Di RKUHP, ancaman hukuman penjara dan denda untuk koruptor diringankan dari ketentuan sebelumnya di Undang-Undang Nomor 12 Tahun 2011 tentang Pemberantasan Tindak Pidana Korupsi.
Meski ada penolakan tegas dari KPK dan pegiat antikorupsi, DPR dan pemerintah tetap memutuskan memasukkan pasal-pasal tindak pidana khusus, termasuk korupsi, dalam RKUHP. Pasal-pasal yang dimasukkan ke dalam RKUHP adalah pasal pidana inti (core crime) yaitu 2, 3, 5, 11, dan 13 Undang-Undang Tipikor. Ketentuan peralihan di RKUHP menyatakan, dengan masuknya lima delik itu, pasal-pasal yang samadi UU Tipikor otomatis dicabut dan dinyatakan tidak berlaku.
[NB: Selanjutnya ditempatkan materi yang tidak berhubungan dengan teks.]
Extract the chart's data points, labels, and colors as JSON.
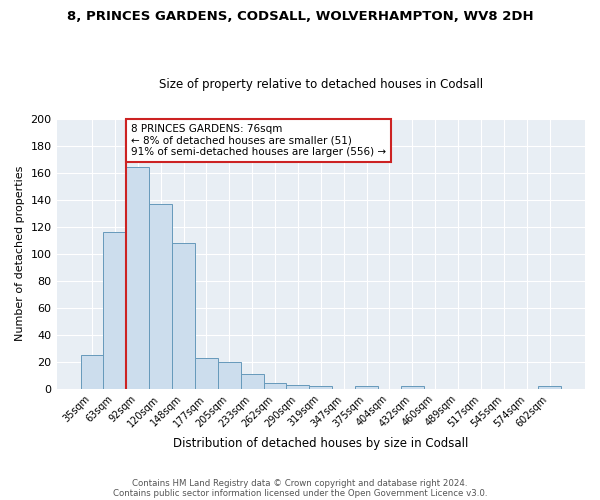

Implikasinya, aturan ancaman pemidanaan di sejumlah pasal yang diadopsi masuk ke RKUHP itu menjadi lebih ringan dibanding ketentuan sebelumnya di UU Tipikor. Bahkan elak ini data berujung kembali pada kuncian untuk merevisi UU KPK. Misalnya, memperkaya diri di Pasal 604 diancam hukuman paling singkat 2 tahun. Padahal, di UU tipikor perbuatan yang sama diancam pidana 4 tahun. Hukuman denda minimum pun diperingan di RKUHP menjadi Rp 10 juta, dari sebelumnya Rp 200 juta. Hukuman mati yang sebelumnya diatur di UU Tipikor juga ditiadakan.
Tidak hanya itu, hidup para koruptor setelah divonis juga semakin dipermudah melalui RUU Pemasyarakatan yang saat ini juga sedang dibahas. Fraksi-fraksi di DPR meminta agar RUU Pemasyarakatan meniadakan syarat yang memberatkan pemberian bebas bersyarat dan asimilasi untuk terpidana korupsi.
Aturan itu sebelumnya tercantum di Peraturan Pemerintah Nomor 99 Tahun 2012 tentang Syarat dan Tata Cara Pelaksanaan Hak Warga Binaan Pemasyarakatan. Dalam PP tersebut diatur, asimilasi atau pembebasan bersyarat khusus terpidana kasus kejahatan luar biasa, seperti korupsi, baru diberikan setelah ada rekomendasi dari lembaga penegak hukum yang menangani kasus terpidana bersangkutan.
Aturan itu ditiadakan dalam RUU Pemasyarakatan karena DPR menganggapnya diskriminatif terhadap para napi korupsi. Menurut fraksi-fraksi di DPR, terpidana korupsi yang sudah berkelakuan baik seharusnya tidak perlu dipersulit haknya.
Ketua KPK Agus Rahardjo pun merasa langkah yang dilakukan para legislator ini akan berujung pada berhentinya agenda pemberantasan korupsi. “Sepertinya semuanya kok malah untuk melindungi koruptor?” ujar Agus.
Rohaniwan Frans-Magnis Suseno sangat menyayangkan kondisi yang terjadi belakangan ini. Masukan masyarakat seolah tak mempan untuk para anggota parlemen. Harapan terakhir ada pada Presiden Joko Widodo. Tujuan utama dari pemberantasan korupsi, lanjutnya, adalah untuk menyejahterakan masyarakat. Sebagai bentuk kejahatan luar biasa, bentuk penghukumannya pun semestinya luar biasa, bukan justru memperoleh banyak kemudahan.
Ada banyak contoh betapa korupsi merugikan masyarakat. Sebut saja, korupsi pengadaan KTP Elektronik yang merugikan negara Rp 2,3 triliun. Masyakarat kesulitan mengakses berbagai layanan publik karena kartu identitasnya terhambat. Kasus korupsi bantuan likuiditas Bank Indonesia yang merugikan negara Rp 4,5 triliun.
Ceceran contoh tersebut tak sanggup mengetuk para wakil rakyat. Kemaslahatan para oligark dan teman sejawat jauh lebih penting untuk diselamatkan dari masyarakat yang hanya dilirik saat Pemilu mendekat. Dengan berat hati, selamat datang di negeri yang korup.